At the beginning of the feeding trial (day 0) and every 30 days, five sea urchins per replicate were cut outside the peristomial membrane and gonads separated from the other organs, blotted dry with paper towel. Samples were stored in 10% neutral buffered formalin and then dehydrated, embedded in paraffin and sectioned at 5 μm. Three branches from each individual were analyzed in order to confirm synchronization between branches. The sections were stained with haematoxylin and eosin (H/E) and analyzed under the binocular microscope (Olympus, BH2). Gametogenic stages were identified according to Byrne (1990). The two remaining branches from each individual were stored at − 20 °C in chloroform/methanol (2:1 by vol.) containing 0.01% butylated hydroxytoluene (BHT) for lipid extraction and fatty acid analysis.

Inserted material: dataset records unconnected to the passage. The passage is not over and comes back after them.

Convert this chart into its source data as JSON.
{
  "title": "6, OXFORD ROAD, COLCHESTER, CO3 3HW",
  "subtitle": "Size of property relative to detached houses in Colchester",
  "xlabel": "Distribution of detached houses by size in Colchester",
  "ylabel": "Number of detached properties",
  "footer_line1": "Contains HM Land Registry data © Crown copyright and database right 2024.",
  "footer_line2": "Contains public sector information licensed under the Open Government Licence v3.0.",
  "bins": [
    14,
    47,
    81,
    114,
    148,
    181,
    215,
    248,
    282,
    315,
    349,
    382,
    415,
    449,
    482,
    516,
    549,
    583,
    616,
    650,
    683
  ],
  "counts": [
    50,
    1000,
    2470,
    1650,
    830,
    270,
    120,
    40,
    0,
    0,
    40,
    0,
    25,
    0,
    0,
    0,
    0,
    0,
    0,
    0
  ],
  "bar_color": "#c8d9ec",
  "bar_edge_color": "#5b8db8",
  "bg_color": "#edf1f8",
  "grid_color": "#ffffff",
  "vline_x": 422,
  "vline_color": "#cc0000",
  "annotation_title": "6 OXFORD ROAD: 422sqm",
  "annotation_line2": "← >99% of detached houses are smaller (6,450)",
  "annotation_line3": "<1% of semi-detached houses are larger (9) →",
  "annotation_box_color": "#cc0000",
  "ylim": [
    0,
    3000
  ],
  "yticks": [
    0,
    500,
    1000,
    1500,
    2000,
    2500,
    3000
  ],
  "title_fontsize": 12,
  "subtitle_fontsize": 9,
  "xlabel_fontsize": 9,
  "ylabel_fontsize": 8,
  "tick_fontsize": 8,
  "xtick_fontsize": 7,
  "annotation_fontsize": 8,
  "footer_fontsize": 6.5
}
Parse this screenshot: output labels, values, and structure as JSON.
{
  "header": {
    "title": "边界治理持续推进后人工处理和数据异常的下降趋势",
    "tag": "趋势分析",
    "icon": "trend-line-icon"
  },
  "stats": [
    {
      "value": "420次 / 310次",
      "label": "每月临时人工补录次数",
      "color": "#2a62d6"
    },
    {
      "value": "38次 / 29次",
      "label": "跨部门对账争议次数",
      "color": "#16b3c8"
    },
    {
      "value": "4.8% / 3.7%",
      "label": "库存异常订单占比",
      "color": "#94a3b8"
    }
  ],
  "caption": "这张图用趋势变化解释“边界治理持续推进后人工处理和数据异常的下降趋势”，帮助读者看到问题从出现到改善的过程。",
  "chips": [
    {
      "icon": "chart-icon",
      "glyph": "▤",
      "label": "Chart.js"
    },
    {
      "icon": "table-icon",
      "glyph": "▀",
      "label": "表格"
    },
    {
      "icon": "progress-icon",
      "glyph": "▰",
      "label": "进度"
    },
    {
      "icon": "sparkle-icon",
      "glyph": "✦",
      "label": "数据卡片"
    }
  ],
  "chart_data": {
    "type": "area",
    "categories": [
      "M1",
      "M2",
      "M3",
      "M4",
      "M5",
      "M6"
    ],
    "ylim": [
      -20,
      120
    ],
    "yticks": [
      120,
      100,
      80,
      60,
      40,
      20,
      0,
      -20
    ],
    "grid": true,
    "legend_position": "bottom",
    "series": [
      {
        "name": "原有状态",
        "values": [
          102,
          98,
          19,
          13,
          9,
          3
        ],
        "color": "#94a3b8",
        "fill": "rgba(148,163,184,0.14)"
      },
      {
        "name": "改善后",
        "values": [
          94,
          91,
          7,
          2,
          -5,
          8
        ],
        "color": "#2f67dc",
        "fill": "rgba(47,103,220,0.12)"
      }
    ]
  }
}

2.4. Total lipid and fatty acid contents and composition

After dissection, gonadal samples from each individual were independently stored in 5 mL chloroform/methanol (2:1 by vol.) containing 0.01% butylated hydroxytoluene (BHT) as an antioxidant at − 20 °C prior to analyses. Gonad samples from each individual were analyzed separately. FA profiles of gonad samples from individuals showing the same gametogenic stage within each treatment were averaged to describe the FA profiles characteristic of each observed gametogenic stage.

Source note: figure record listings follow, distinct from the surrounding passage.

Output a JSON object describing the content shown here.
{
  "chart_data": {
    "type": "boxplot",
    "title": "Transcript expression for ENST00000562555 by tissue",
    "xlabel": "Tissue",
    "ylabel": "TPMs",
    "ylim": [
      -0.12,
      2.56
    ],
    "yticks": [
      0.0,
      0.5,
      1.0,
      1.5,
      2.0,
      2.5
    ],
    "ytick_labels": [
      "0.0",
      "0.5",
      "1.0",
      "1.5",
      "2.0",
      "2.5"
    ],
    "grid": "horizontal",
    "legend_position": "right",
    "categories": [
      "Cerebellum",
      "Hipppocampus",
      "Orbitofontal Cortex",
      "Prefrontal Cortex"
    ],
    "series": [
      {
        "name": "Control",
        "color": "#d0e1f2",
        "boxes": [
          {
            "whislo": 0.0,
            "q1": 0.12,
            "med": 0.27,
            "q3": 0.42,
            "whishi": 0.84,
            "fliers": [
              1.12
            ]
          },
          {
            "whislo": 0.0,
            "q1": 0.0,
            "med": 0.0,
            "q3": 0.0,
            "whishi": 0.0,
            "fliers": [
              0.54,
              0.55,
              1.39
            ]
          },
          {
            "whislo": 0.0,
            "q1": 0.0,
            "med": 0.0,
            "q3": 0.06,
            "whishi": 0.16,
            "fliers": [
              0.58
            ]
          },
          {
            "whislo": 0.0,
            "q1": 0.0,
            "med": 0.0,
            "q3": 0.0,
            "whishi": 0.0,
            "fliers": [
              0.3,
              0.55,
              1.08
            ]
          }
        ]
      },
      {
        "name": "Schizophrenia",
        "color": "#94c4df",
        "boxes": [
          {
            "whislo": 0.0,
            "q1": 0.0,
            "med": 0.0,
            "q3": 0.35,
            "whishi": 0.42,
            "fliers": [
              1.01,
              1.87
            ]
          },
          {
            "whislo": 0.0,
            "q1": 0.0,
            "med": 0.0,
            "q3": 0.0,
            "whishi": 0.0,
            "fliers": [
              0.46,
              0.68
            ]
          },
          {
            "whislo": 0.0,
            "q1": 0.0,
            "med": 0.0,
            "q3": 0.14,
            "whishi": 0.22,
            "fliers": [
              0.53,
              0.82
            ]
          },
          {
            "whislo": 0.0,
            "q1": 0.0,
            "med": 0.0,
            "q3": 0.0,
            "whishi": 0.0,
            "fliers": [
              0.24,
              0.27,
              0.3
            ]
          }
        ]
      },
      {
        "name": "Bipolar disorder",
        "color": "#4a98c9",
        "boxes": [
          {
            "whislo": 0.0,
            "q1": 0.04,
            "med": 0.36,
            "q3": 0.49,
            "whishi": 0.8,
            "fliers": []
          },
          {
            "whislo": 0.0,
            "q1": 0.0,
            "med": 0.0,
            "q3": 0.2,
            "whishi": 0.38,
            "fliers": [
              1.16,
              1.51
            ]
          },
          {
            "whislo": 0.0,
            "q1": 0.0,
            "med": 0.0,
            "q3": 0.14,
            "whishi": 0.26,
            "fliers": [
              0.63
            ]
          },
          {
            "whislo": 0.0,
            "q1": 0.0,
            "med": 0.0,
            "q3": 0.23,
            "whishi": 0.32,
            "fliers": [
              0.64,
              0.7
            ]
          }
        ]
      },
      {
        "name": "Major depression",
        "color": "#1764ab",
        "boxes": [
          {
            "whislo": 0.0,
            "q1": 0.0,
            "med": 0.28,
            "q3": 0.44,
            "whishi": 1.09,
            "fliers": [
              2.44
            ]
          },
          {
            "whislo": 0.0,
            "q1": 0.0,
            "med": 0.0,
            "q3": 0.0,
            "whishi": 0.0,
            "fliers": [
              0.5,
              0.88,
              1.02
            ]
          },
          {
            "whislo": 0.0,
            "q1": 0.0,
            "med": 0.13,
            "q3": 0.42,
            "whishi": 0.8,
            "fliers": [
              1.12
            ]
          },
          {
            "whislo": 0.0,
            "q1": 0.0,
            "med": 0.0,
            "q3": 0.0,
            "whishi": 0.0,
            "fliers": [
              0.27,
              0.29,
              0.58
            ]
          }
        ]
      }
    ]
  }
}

Urchin eggs were collected from the five gonopores immediately after spawning using a pipette and stored in glass vials as above. Embryos from each replicate were collected by filtration onto a GF/F filter (Whatman Ltd, Maidstone, UK) before being placed in glass vials and stored as above.

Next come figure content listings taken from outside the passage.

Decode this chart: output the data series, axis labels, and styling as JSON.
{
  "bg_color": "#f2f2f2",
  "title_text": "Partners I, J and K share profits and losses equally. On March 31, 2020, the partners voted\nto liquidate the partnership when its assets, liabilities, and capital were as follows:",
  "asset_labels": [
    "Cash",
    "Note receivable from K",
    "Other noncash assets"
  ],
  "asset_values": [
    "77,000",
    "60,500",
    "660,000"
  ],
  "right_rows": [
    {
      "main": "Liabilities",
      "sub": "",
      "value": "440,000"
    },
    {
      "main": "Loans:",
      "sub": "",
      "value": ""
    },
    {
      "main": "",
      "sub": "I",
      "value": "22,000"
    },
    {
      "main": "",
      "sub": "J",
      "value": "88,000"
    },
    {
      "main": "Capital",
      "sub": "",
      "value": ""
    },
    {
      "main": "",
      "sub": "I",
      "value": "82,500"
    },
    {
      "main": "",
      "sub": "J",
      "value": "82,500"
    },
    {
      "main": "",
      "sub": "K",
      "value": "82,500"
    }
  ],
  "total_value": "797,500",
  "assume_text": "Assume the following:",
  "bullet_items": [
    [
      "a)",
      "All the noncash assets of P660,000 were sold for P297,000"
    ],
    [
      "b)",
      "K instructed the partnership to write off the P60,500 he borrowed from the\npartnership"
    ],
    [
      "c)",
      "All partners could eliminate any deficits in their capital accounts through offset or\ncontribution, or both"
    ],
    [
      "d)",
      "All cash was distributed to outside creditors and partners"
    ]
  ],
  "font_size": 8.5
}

Total lipids were extracted and quantified according to Folch et al. (1957). Fatty acid compositions were determined by gas chromatography of FA methyl esters (FAMEs) essentially according to Christie (2003) all as described in detail by Carboni et al. (2012). Individual FAMEs were identified by comparison with known standards and by reference to published data (Ackman, 1980 and Tocher and Harvie, 1988). Data were collected and processed using Chromcard for Windows (version 1.19), and FAMEs quantified through comparison with a heptadecanoic acid (17:0) internal standard.

2.5. Statistical analysis

Statistical analysis was performed with MINITAB ® version 15.0. Normality and homogeneity of variance were confirmed using Kolmogorov–Smirnov test. Gonadal LC-PUFA contents were compared using a General Linear Model (GLM) with all interactions being analyzed by Tukey post hoc test to identify significant differences (Table 2 for GLM outputs). Egg, embryo and diet LC-PUFA, expressed as percentages of total fatty acids, and moisture, ash, carbohydrate, fiber, protein and lipid as well as fertilization and hatching rates were arcsine transformed and analyzed by one-way ANOVA. The non-parametric multivariate analysis ANOSIM (analysis of similarities) was used to identify significant differences in FA profiles between gametogenic stages in the gonads, eggs and embryos. SIMPER (similarity percentage) test was used to identify which FAs were primarily responsible for the observed differences (Clarke and Warwick, 1994). Data were untransformed and Euclidian distance was used as the metric. In all cases, significant differences were determined at P < 0.05.